For me, the loss of three solar masses into the gravitational waves over a fraction of a second is the most amazing aspect of this. I can understand how the waves were created (and mass changed into broadcast energy) by the spiraling motion of the black holes as they did their final do-si-do, and it's clear that losing that energy was a necessary part of their joining; otherwise they would have orbited forever.

However, does the amount of mass lost depend on just how the two holes merged? For instance, if they had rammed each other head-on, would they still have somehow lost that amount of energy? I expect that less energy would have been diverted into the resultant black hole's spinning, but I don't know how that would have changed the resulting mass.


2 Answers 2


Yes. The amount of energy radiated as gravitational waves will depend on the details of the two black holes before the merger. The answers to questions like:

  • Was the orbit circular or elliptical?
  • Were they spinning?
  • Were the spins of the black holes aligned with the orbital plane?

will affect the energy of the gravitational waves. The most import detail in terms of energy radiated is the mass ratio of the two precursor black holes.

The final mass of the system $M_\mathrm{fin}$ is always less than the original total mass ($m_1 + m_2$), since some of the mass energy gets converted to gravitational waves, $M_\mathrm{rad}$.

$$M_\mathrm{fin} + M_\mathrm{rad} = m_1 + m_2 $$

Because of something akin to the second law of thermodynamics the final black hole must be bigger than the biggest original black hole. Basically, you can't radiate so much energy in gravitational waves that a black hole shrinks.

$$M_\mathrm{fin} > m_1 \quad \mathrm{and} \quad M_\mathrm{fin} > m_2$$

We can define the fraction of mass radiated aways as:

$$ e = \frac{M_\mathrm{rad}}{m_1 + m_2} $$

This is sometimes called the efficiency of radiation.

If the black holes have about the same mass (as they did in the LIGO detection), about 5% of the total mass will be radiated away. This is the most efficient possibility.
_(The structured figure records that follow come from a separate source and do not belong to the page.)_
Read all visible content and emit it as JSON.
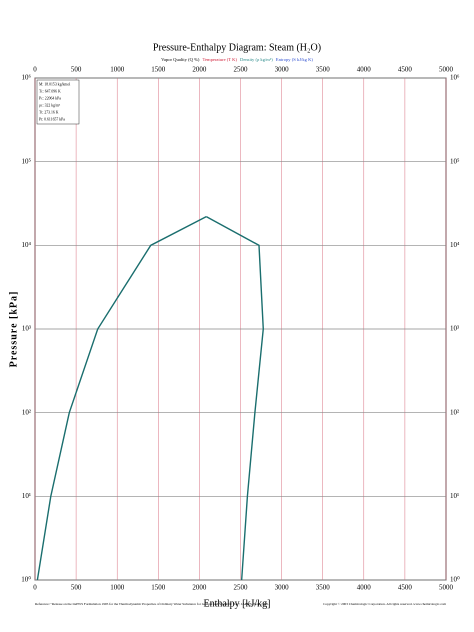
{
  "chart_data": {
    "type": "line",
    "title": "Pressure-Enthalpy Diagram: Steam (H₂O)",
    "subtitle_items": [
      {
        "label": "Vapor Quality (Q %)",
        "color": "#000000"
      },
      {
        "label": "Temperature (T K)",
        "color": "#d0203a"
      },
      {
        "label": "Density (ρ kg/m³)",
        "color": "#2a8a8a"
      },
      {
        "label": "Entropy (S kJ/kg K)",
        "color": "#3050d0"
      }
    ],
    "xlabel": "Enthalpy [kJ/kg]",
    "ylabel": "Pressure [kPa]",
    "xlim": [
      0,
      5000
    ],
    "xticks": [
      0,
      500,
      1000,
      1500,
      2000,
      2500,
      3000,
      3500,
      4000,
      4500,
      5000
    ],
    "ylim": [
      1,
      1000000
    ],
    "log_y": true,
    "yticks": [
      {
        "value": 1,
        "label": "10⁰"
      },
      {
        "value": 10,
        "label": "10¹"
      },
      {
        "value": 100,
        "label": "10²"
      },
      {
        "value": 1000,
        "label": "10³"
      },
      {
        "value": 10000,
        "label": "10⁴"
      },
      {
        "value": 100000,
        "label": "10⁵"
      },
      {
        "value": 1000000,
        "label": "10⁶"
      }
    ],
    "grid": true,
    "series": [
      {
        "color": "#1a6e6e",
        "x": [
          29,
          192,
          417,
          763,
          1408,
          2084
        ],
        "values": [
          1,
          10,
          100,
          1000,
          10000,
          22064
        ]
      },
      {
        "color": "#1a6e6e",
        "x": [
          2084,
          2725,
          2777,
          2675,
          2584,
          2514
        ],
        "values": [
          22064,
          10000,
          1000,
          100,
          10,
          1
        ]
      }
    ],
    "properties": [
      "M: 18.0153 kg/kmol",
      "Tc: 647.096 K",
      "Pc: 22064 kPa",
      "ρc: 322 kg/m³",
      "Tt: 273.16 K",
      "Pt: 0.611657 kPa"
    ],
    "reference": "Reference: \"Release on the IAPWS Formulation 1995 for the Thermodynamic Properties of Ordinary Water Substance for General and Scientific Use\", IAPWS, Sept. 1996.",
    "copyright": "Copyright © 2003 Chemicalogic Corporation. All rights reserved. www.chemicalogic.com"
  }
}
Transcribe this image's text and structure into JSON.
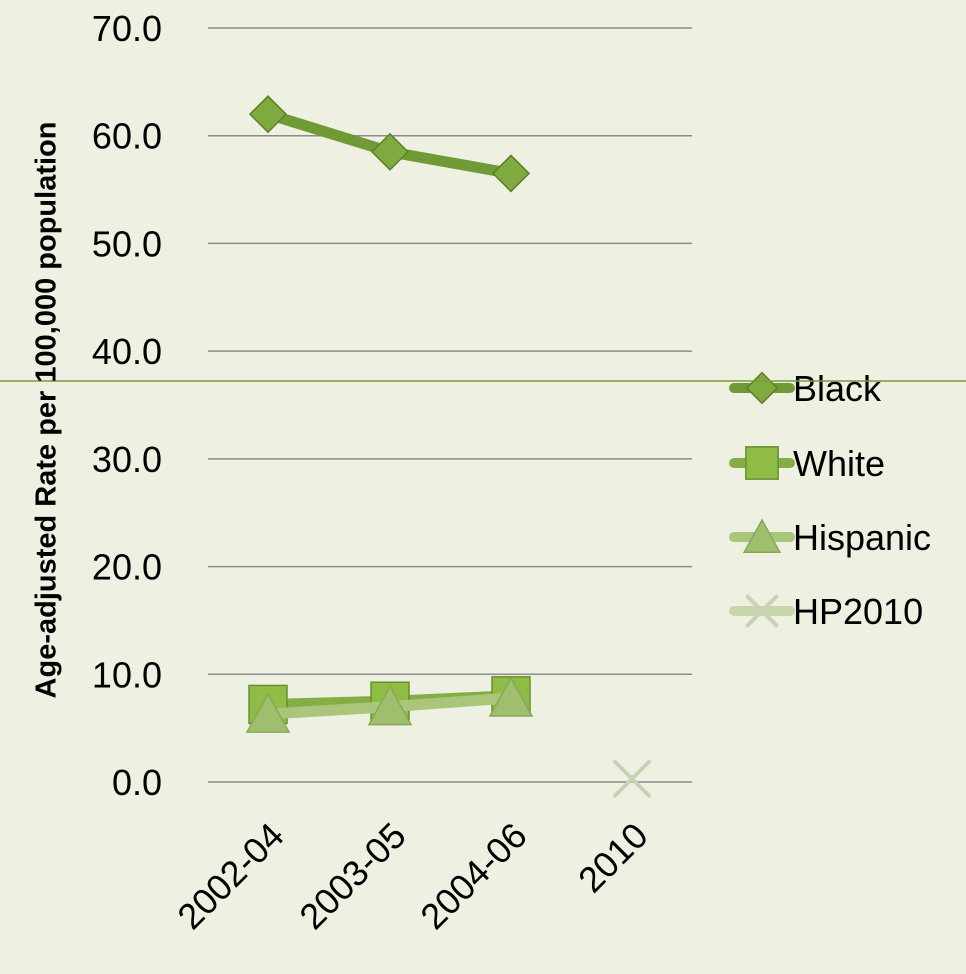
{
  "colors": {
    "background": "#eef0e2",
    "gridline": "#8c8c8c",
    "divider": "#7a9a3a",
    "black_series": "#6f9a35",
    "black_marker": "#7faa40",
    "white_series": "#86ad45",
    "white_marker": "#8fbc45",
    "hispanic_series": "#a9c67a",
    "hispanic_marker": "#9fbf6e",
    "hp2010_series": "#c8d6ac",
    "hp2010_marker": "#c9d3b4"
  },
  "chart_data": {
    "type": "line",
    "title": "",
    "xlabel": "",
    "ylabel": "Age-adjusted Rate per 100,000 population",
    "categories": [
      "2002-04",
      "2003-05",
      "2004-06",
      "2010"
    ],
    "ylim": [
      0,
      70
    ],
    "yticks": [
      0,
      10,
      20,
      30,
      40,
      50,
      60,
      70
    ],
    "ytick_labels": [
      "0.0",
      "10.0",
      "20.0",
      "30.0",
      "40.0",
      "50.0",
      "60.0",
      "70.0"
    ],
    "grid": true,
    "legend_position": "right",
    "series": [
      {
        "name": "Black",
        "values": [
          62.0,
          58.5,
          56.5,
          null
        ],
        "marker": "diamond",
        "color_key": "black_series",
        "marker_color_key": "black_marker"
      },
      {
        "name": "White",
        "values": [
          7.2,
          7.5,
          8.0,
          null
        ],
        "marker": "square",
        "color_key": "white_series",
        "marker_color_key": "white_marker"
      },
      {
        "name": "Hispanic",
        "values": [
          6.3,
          7.0,
          7.8,
          null
        ],
        "marker": "triangle",
        "color_key": "hispanic_series",
        "marker_color_key": "hispanic_marker"
      },
      {
        "name": "HP2010",
        "values": [
          null,
          null,
          null,
          0.3
        ],
        "marker": "x",
        "color_key": "hp2010_series",
        "marker_color_key": "hp2010_marker"
      }
    ]
  }
}
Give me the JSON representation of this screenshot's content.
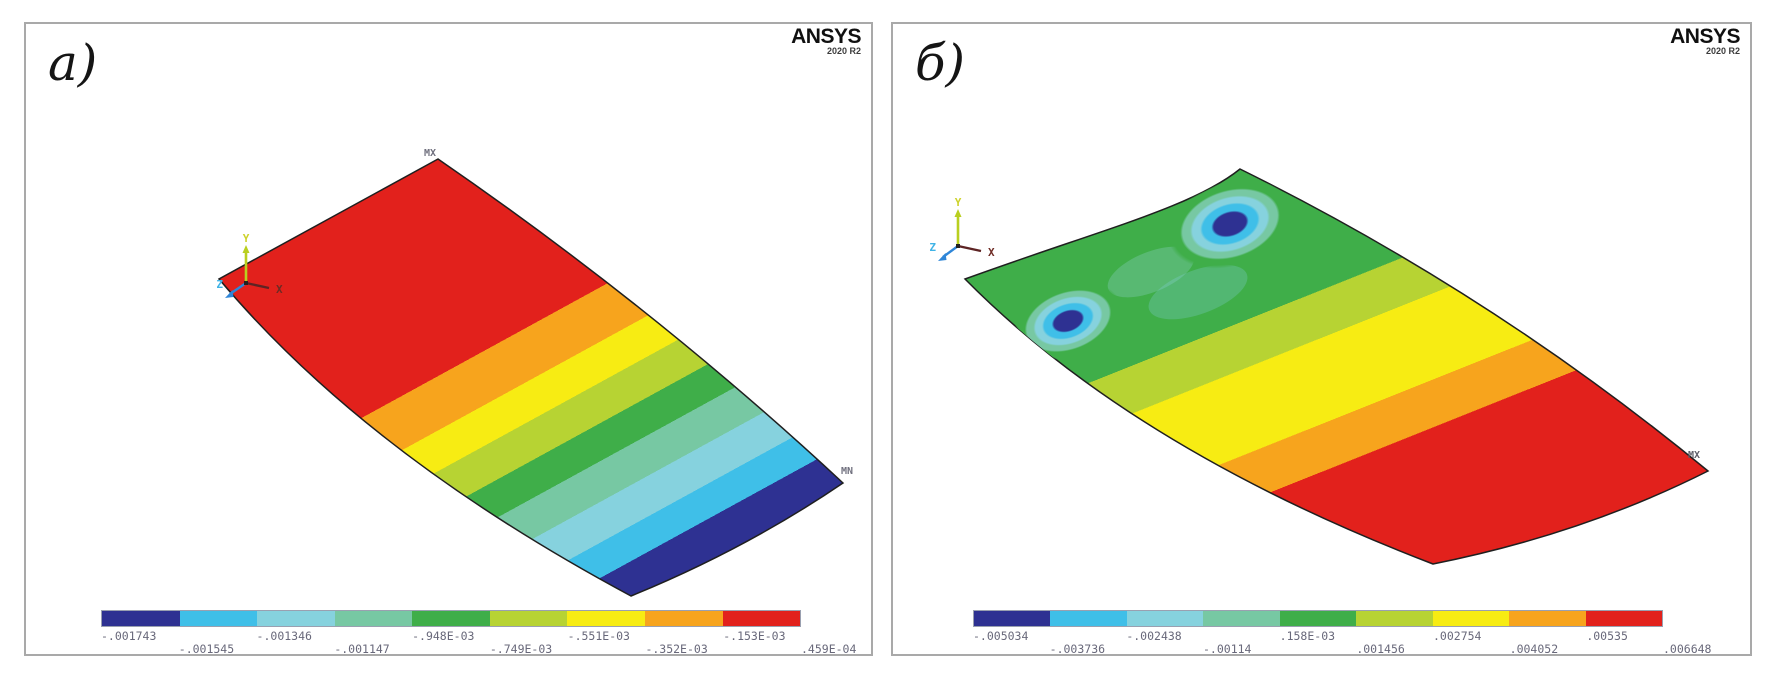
{
  "palette": {
    "contour_colors_low_to_high": [
      "#2e3192",
      "#3fbfe8",
      "#86d2de",
      "#77c8a3",
      "#3fae49",
      "#b7d333",
      "#f7ec13",
      "#f7a41d",
      "#e2211c"
    ],
    "panel_border": "#a9a9a9",
    "legend_text": "#68687a",
    "marker_text": "#70707e",
    "axis_y_color": "#bdd024",
    "axis_x_color": "#5d2424",
    "axis_z_color": "#2f86d8",
    "logo_text": "#101010"
  },
  "panels": [
    {
      "label": "а)",
      "logo": {
        "brand": "ANSYS",
        "version": "2020 R2"
      },
      "axes": {
        "x": "X",
        "y": "Y",
        "z": "Z"
      },
      "markers": {
        "max": "MX",
        "min": "MN"
      },
      "legend_values": [
        "-.001743",
        "-.001545",
        "-.001346",
        "-.001147",
        "-.948E-03",
        "-.749E-03",
        "-.551E-03",
        "-.352E-03",
        "-.153E-03",
        ".459E-04"
      ]
    },
    {
      "label": "б)",
      "logo": {
        "brand": "ANSYS",
        "version": "2020 R2"
      },
      "axes": {
        "x": "X",
        "y": "Y",
        "z": "Z"
      },
      "markers": {
        "max": "MX"
      },
      "legend_values": [
        "-.005034",
        "-.003736",
        "-.002438",
        "-.00114",
        ".158E-03",
        ".001456",
        ".002754",
        ".004052",
        ".00535",
        ".006648"
      ]
    }
  ]
}
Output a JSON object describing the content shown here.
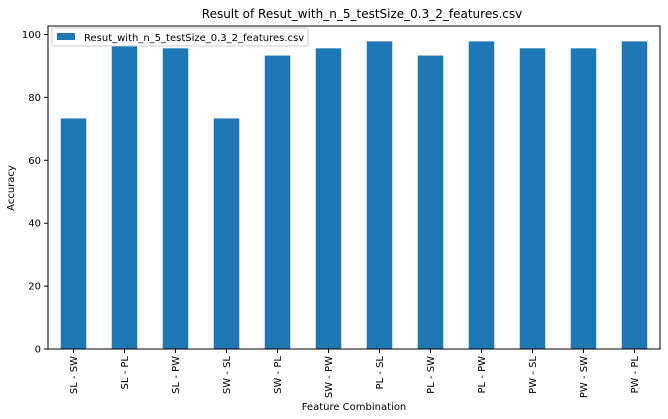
{
  "chart_data": {
    "type": "bar",
    "title": "Result of  Resut_with_n_5_testSize_0.3_2_features.csv",
    "xlabel": "Feature Combination",
    "ylabel": "Accuracy",
    "categories": [
      "SL - SW",
      "SL - PL",
      "SL - PW",
      "SW - SL",
      "SW - PL",
      "SW - PW",
      "PL - SL",
      "PL - SW",
      "PL - PW",
      "PW - SL",
      "PW - SW",
      "PW - PL"
    ],
    "series": [
      {
        "name": "Resut_with_n_5_testSize_0.3_2_features.csv",
        "values": [
          73.3,
          97.8,
          95.6,
          73.3,
          93.3,
          95.6,
          97.8,
          93.3,
          97.8,
          95.6,
          95.6,
          97.8
        ],
        "color": "#1f77b4"
      }
    ],
    "ylim": [
      0,
      102.7
    ],
    "yticks": [
      0,
      20,
      40,
      60,
      80,
      100
    ],
    "grid": false,
    "legend_position": "top-left"
  }
}
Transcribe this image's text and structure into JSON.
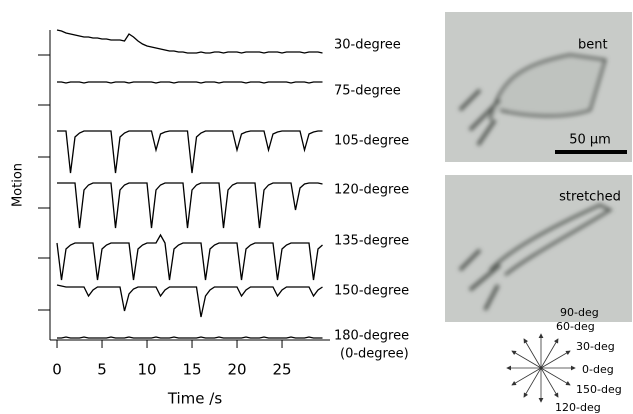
{
  "chart_data": {
    "type": "line",
    "x_label": "Time /s",
    "y_label": "Motion",
    "x": [
      0,
      0.5,
      1,
      1.5,
      2,
      2.5,
      3,
      3.5,
      4,
      4.5,
      5,
      5.5,
      6,
      6.5,
      7,
      7.5,
      8,
      8.5,
      9,
      9.5,
      10,
      10.5,
      11,
      11.5,
      12,
      12.5,
      13,
      13.5,
      14,
      14.5,
      15,
      15.5,
      16,
      16.5,
      17,
      17.5,
      18,
      18.5,
      19,
      19.5,
      20,
      20.5,
      21,
      21.5,
      22,
      22.5,
      23,
      23.5,
      24,
      24.5,
      25,
      25.5,
      26,
      26.5,
      27,
      27.5,
      28,
      28.5,
      29,
      29.5
    ],
    "xlim": [
      -0.78,
      30.33
    ],
    "xticks": [
      0,
      5,
      10,
      15,
      20,
      25
    ],
    "ylim": [
      0,
      31
    ],
    "yticks": [
      28.5,
      23.5,
      18.3,
      13.2,
      8.2,
      3.0
    ],
    "series": [
      {
        "name": "30-degree",
        "color": "#000000",
        "values": [
          31.0,
          30.9,
          30.7,
          30.6,
          30.5,
          30.4,
          30.3,
          30.3,
          30.2,
          30.2,
          30.1,
          30.1,
          30.0,
          30.0,
          30.0,
          29.9,
          30.6,
          30.3,
          29.9,
          29.6,
          29.4,
          29.3,
          29.2,
          29.1,
          29.0,
          28.9,
          28.9,
          28.8,
          28.8,
          28.7,
          28.7,
          28.7,
          28.8,
          28.7,
          28.7,
          28.8,
          28.8,
          28.7,
          28.8,
          28.8,
          28.8,
          28.7,
          28.8,
          28.8,
          28.8,
          28.8,
          28.7,
          28.8,
          28.8,
          28.8,
          28.7,
          28.8,
          28.8,
          28.8,
          28.8,
          28.7,
          28.8,
          28.8,
          28.8,
          28.7
        ]
      },
      {
        "name": "75-degree",
        "color": "#000000",
        "values": [
          25.8,
          25.8,
          25.7,
          25.8,
          25.8,
          25.8,
          25.7,
          25.8,
          25.8,
          25.8,
          25.8,
          25.8,
          25.7,
          25.8,
          25.8,
          25.8,
          25.7,
          25.8,
          25.8,
          25.8,
          25.8,
          25.8,
          25.7,
          25.8,
          25.8,
          25.8,
          25.7,
          25.8,
          25.8,
          25.8,
          25.8,
          25.8,
          25.7,
          25.8,
          25.8,
          25.8,
          25.7,
          25.8,
          25.8,
          25.8,
          25.8,
          25.8,
          25.7,
          25.8,
          25.8,
          25.8,
          25.7,
          25.8,
          25.8,
          25.8,
          25.8,
          25.8,
          25.7,
          25.8,
          25.8,
          25.8,
          25.7,
          25.8,
          25.8,
          25.8
        ]
      },
      {
        "name": "105-degree",
        "color": "#000000",
        "values": [
          20.9,
          20.9,
          20.9,
          16.7,
          20.3,
          20.7,
          20.9,
          20.9,
          20.9,
          20.9,
          20.9,
          20.9,
          20.9,
          16.7,
          20.3,
          20.7,
          20.9,
          20.9,
          20.9,
          20.9,
          20.9,
          20.9,
          19.0,
          20.6,
          20.8,
          20.9,
          20.9,
          20.9,
          20.9,
          20.9,
          16.7,
          20.3,
          20.7,
          20.9,
          20.9,
          20.9,
          20.9,
          20.9,
          20.9,
          20.9,
          19.0,
          20.6,
          20.8,
          20.9,
          20.9,
          20.9,
          20.9,
          19.0,
          20.6,
          20.8,
          20.9,
          20.9,
          20.9,
          20.9,
          20.9,
          19.0,
          20.6,
          20.8,
          20.9,
          20.9
        ]
      },
      {
        "name": "120-degree",
        "color": "#000000",
        "values": [
          15.7,
          15.7,
          15.7,
          15.7,
          15.7,
          11.2,
          15.0,
          15.5,
          15.7,
          15.7,
          15.7,
          15.7,
          15.7,
          11.2,
          15.0,
          15.5,
          15.7,
          15.7,
          15.7,
          15.7,
          15.7,
          11.2,
          15.0,
          15.5,
          15.7,
          15.7,
          15.7,
          15.7,
          15.7,
          11.2,
          15.0,
          15.5,
          15.7,
          15.7,
          15.7,
          15.7,
          15.7,
          11.2,
          15.0,
          15.5,
          15.7,
          15.7,
          15.7,
          15.7,
          15.7,
          11.2,
          15.0,
          15.5,
          15.7,
          15.7,
          15.7,
          15.7,
          15.7,
          13.0,
          15.2,
          15.6,
          15.7,
          15.7,
          15.7,
          15.6
        ]
      },
      {
        "name": "135-degree",
        "color": "#000000",
        "values": [
          9.7,
          6.0,
          9.1,
          9.5,
          9.7,
          9.7,
          9.7,
          9.7,
          9.7,
          6.0,
          9.1,
          9.5,
          9.7,
          9.7,
          9.7,
          9.7,
          9.7,
          6.0,
          9.1,
          9.5,
          9.7,
          9.7,
          9.7,
          10.5,
          9.7,
          6.0,
          9.1,
          9.5,
          9.7,
          9.7,
          9.7,
          9.7,
          9.7,
          6.0,
          9.1,
          9.5,
          9.7,
          9.7,
          9.7,
          9.7,
          9.7,
          6.0,
          9.1,
          9.5,
          9.7,
          9.7,
          9.7,
          9.7,
          9.7,
          6.0,
          9.1,
          9.5,
          9.7,
          9.7,
          9.7,
          9.7,
          9.7,
          6.0,
          9.1,
          9.5
        ]
      },
      {
        "name": "150-degree",
        "color": "#000000",
        "values": [
          5.5,
          5.4,
          5.3,
          5.3,
          5.3,
          5.3,
          5.3,
          4.4,
          5.0,
          5.3,
          5.3,
          5.3,
          5.3,
          5.3,
          5.3,
          2.9,
          4.6,
          5.1,
          5.3,
          5.3,
          5.3,
          5.3,
          5.3,
          4.4,
          5.0,
          5.3,
          5.3,
          5.3,
          5.3,
          5.3,
          5.3,
          5.3,
          2.3,
          4.4,
          5.0,
          5.3,
          5.3,
          5.3,
          5.3,
          5.3,
          5.3,
          4.4,
          5.0,
          5.3,
          5.3,
          5.3,
          5.3,
          5.3,
          5.3,
          4.4,
          5.0,
          5.3,
          5.3,
          5.3,
          5.3,
          5.3,
          5.3,
          4.4,
          5.0,
          5.3
        ]
      },
      {
        "name": "180-degree",
        "color": "#000000",
        "values": [
          0.2,
          0.2,
          0.3,
          0.2,
          0.2,
          0.2,
          0.3,
          0.2,
          0.2,
          0.2,
          0.2,
          0.2,
          0.3,
          0.2,
          0.2,
          0.2,
          0.3,
          0.2,
          0.2,
          0.2,
          0.2,
          0.2,
          0.3,
          0.2,
          0.2,
          0.2,
          0.3,
          0.2,
          0.2,
          0.2,
          0.2,
          0.2,
          0.3,
          0.2,
          0.2,
          0.2,
          0.3,
          0.2,
          0.2,
          0.2,
          0.2,
          0.2,
          0.3,
          0.2,
          0.2,
          0.2,
          0.3,
          0.2,
          0.2,
          0.2,
          0.2,
          0.2,
          0.3,
          0.2,
          0.2,
          0.2,
          0.3,
          0.2,
          0.2,
          0.2
        ]
      }
    ],
    "annotations": [
      "(0-degree)"
    ]
  },
  "images": {
    "top_label": "bent",
    "bottom_label": "stretched",
    "scale_bar": "50 µm"
  },
  "directions": [
    "90-deg",
    "60-deg",
    "30-deg",
    "0-deg",
    "150-deg",
    "120-deg"
  ]
}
On the other extreme imagine the case where one black hole is way more massive than the other: maybe 1 million solar masses and 1 solar mass. In order to follow the two rules stated above, $M_\mathrm{fin}$ is less than 1 million and one solar masses and greater than 1 million solar masses. In this case the efficiency would be about $e=10^{-6}$ or 0.0001%. Extreme mass ratios produce the weakest gravitational waves.

  • 2
    $\begingroup$ +1, but a minor quibble. You seem to be aware of this effect, but it's not made clear in your answer. The most efficient possibility is apparently when the black holes have high spins aligned with the orbital angular momentum. In this case, you can get more than 11% of the total mass radiated away. See, e.g., this paper for a simulation that radiates 11.3%. $\endgroup$
    – Mike
    Feb 22, 2016 at 18:29

In short, yes. Lubos Motl wrote a very nice article on his blog explaining all one needs to know about the gravitational waves. I want to focus on one of the parts he mentions - "quasinormal modes". Quasinormal modes explain how the black hole settles down to a final, stable configuration and it very much depends on the black hole in states i.e. momentum, mass etc. These QNM's are a description of something called the "ringdown" which we all saw in the data i.e. the ringdown to the Kerr solution. During ringdown, there are still gravitational waves being emitted which are detectable by LIGO. So if the ringdown mechanism is different, the certainly the gravitational waves produced are different.

I'm sorry that I cannot give you more details of calculations since this is very numerical and difficult and I don't have them at hand.